TV Fall 2016: Verdicts on New Shows
In previous posts I gave you my initial impressions about new shows and the general themes and schedules of the Big 4 networks. After a month or more of binge-watching, here are my verdicts:
MacGyver – Reboots are not, as a general rule, as good as the original. However, this one has the perfect blend of action, comedy, and heart to make for an entertaining hour of a television every week. It has exceeded my expectations and is climbing my priority list.
The Good Place – has been a surprisingly good show about the afterlife. Sure, it’s humor is generally subtler than other shows, but NBC is used to that. I think it having a short season of 13 episodes helps it stay fresh (and increase its odds of coming back). Kristen Bell’s bad girl trying to earn her place is definitely a must-see.
The Great Indoors – not nearly as bad as it could be, I am having a very hard time believing that anyone under 45, in 2016, would be so clueless about technology and the Internet as Joel McHale’s character is portrayed as being. I don’t care if you’re a thrill-seeking adventurer and outdoorsman, you probably have noticed how things like magazine publishing, drinking in a bar and dating have changed since smartphones were invented. Unfortunately, his cluelessness is the premise for the clash of the generations clash the show is based on. I’m surprised he hasn’t tried a “you kids need to get off my lawn!” screed yet. But set all that aside, and some of the jokes are great – they just need to sharpen the contrast between the younger characters a little more to allow for more drama between them.
No Tomorrow – this sunny, optimistic dramedy about the apocalypse has been great to watch. Almost makes me want to create an apocalyst myself, to inspire me to get more stuff done and try new things.
Conviction – Hayley Atwell may be miscast here. The character’s premise is as a wild, selfish, uncouth former First Daughter stuck in a job she hates, but Hayley (and/or the writers) plays it too earnestly, too subtle, and generally too sane. That fits the actress, just not the character. I just don’t buy Hayley in that role, and that’s a problem for a show that depends on that. It’s a shame, too, because she has the class and glamor to be a great leading lady.
Notorious – Piper Perabo has been a favorite of mine, and I disagree with some of the critics who thought it was high-gloss filler. The primary flaw in this show was deciding that it had to involve a law firm and its clients of the week. Unfortunately, this was because the premise is based on a real-life professional partnership between a news producer and a lawyer. The big story of the season included the billionaire and his wife’s murder, which tends to overshadow everything else – even though it was not nearly interesting enough, and nothing else is tied to it enough to feel like the attention is justified. The show could have focused on the challenges of running a successful and influential TV show, kind of like a soapy, sexy version of The Newsroom. Or, they could have pulled a HTGAWM stunt and do a flashforward to the big murder story, and then spend the season showing how the news people broke the story piece by piece. Both ideas are better than we got, and the ratings show it.
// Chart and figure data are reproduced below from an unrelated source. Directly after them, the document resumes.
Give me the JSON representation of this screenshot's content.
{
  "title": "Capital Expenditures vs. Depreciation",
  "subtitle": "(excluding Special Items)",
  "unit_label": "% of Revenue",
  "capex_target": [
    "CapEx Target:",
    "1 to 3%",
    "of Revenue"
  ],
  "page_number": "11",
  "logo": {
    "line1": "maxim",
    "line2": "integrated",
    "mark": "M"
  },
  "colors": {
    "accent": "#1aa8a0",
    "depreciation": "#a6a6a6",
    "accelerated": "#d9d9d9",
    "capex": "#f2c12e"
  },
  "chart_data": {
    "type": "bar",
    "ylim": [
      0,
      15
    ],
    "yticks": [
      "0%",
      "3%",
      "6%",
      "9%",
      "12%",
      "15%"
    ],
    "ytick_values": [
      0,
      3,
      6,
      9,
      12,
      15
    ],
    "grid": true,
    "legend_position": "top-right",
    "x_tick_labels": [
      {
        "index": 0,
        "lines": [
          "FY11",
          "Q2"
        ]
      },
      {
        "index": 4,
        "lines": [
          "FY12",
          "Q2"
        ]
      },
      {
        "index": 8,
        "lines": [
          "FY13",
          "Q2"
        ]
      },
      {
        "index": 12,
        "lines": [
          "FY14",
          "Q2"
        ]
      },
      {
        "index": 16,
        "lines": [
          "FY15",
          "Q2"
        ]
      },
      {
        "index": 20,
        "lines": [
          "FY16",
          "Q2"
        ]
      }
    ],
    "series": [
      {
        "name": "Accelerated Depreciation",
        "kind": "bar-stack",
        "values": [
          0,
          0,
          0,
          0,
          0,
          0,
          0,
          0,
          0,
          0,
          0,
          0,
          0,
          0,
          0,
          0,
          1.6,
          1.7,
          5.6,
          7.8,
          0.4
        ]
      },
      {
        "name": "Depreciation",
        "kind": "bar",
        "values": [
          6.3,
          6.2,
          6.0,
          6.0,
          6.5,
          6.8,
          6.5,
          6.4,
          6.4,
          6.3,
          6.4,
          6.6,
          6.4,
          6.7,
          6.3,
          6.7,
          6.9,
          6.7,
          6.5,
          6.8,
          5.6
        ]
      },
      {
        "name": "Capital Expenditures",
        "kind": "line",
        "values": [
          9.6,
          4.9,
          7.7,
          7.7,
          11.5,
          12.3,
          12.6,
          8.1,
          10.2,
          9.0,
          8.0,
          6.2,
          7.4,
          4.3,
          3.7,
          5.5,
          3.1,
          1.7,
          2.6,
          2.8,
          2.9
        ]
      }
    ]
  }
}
Designated Survivor – I’ve only watched the pilot episode so far, but the rest are on my DVR. The biggest issue I had with the pilot was shoe-horning in an FBI agent that seems to have more skills and a more ambiguous role in the national security hierarchy than the geniuses of Scorpion. I also didn’t like the seemingly on-the-nose take on the President being innocently thrust into a job he never expected to have. Longer-term, I think the show is going to have a problem once they resolve the WhoDidIt and dispose of that villain – do they rinse and repeat with a new crisis? Does it become something less-intense like Madam Secretary or The West Wing?
Timeless – Also one where I only saw the pilot, but so far I like what I see from the time-traveling procedural. I’m probably going to take a weekend and binge-watch it to get caught up.
Lethal Weapon – Damon Wayans is the gem in this show that isn’t half-bad, even with a co-lead that plays the crazy role more smug than charismatic, but I had higher priorities shows airing in the same hour, so I had to drop it.
The Exorcist – The creep factor is there, but the interest isn’t. The cast is great, but the primary story was a slow-build and it just wasn’t interesting enough to keep me as a viewer.
Frequency – This was a one-and-done. Too many suspensions of disbelief over a malfunctioning ham radio, with none of the interesting historical reenactments of Timeless, or acting worth my time. I’m out.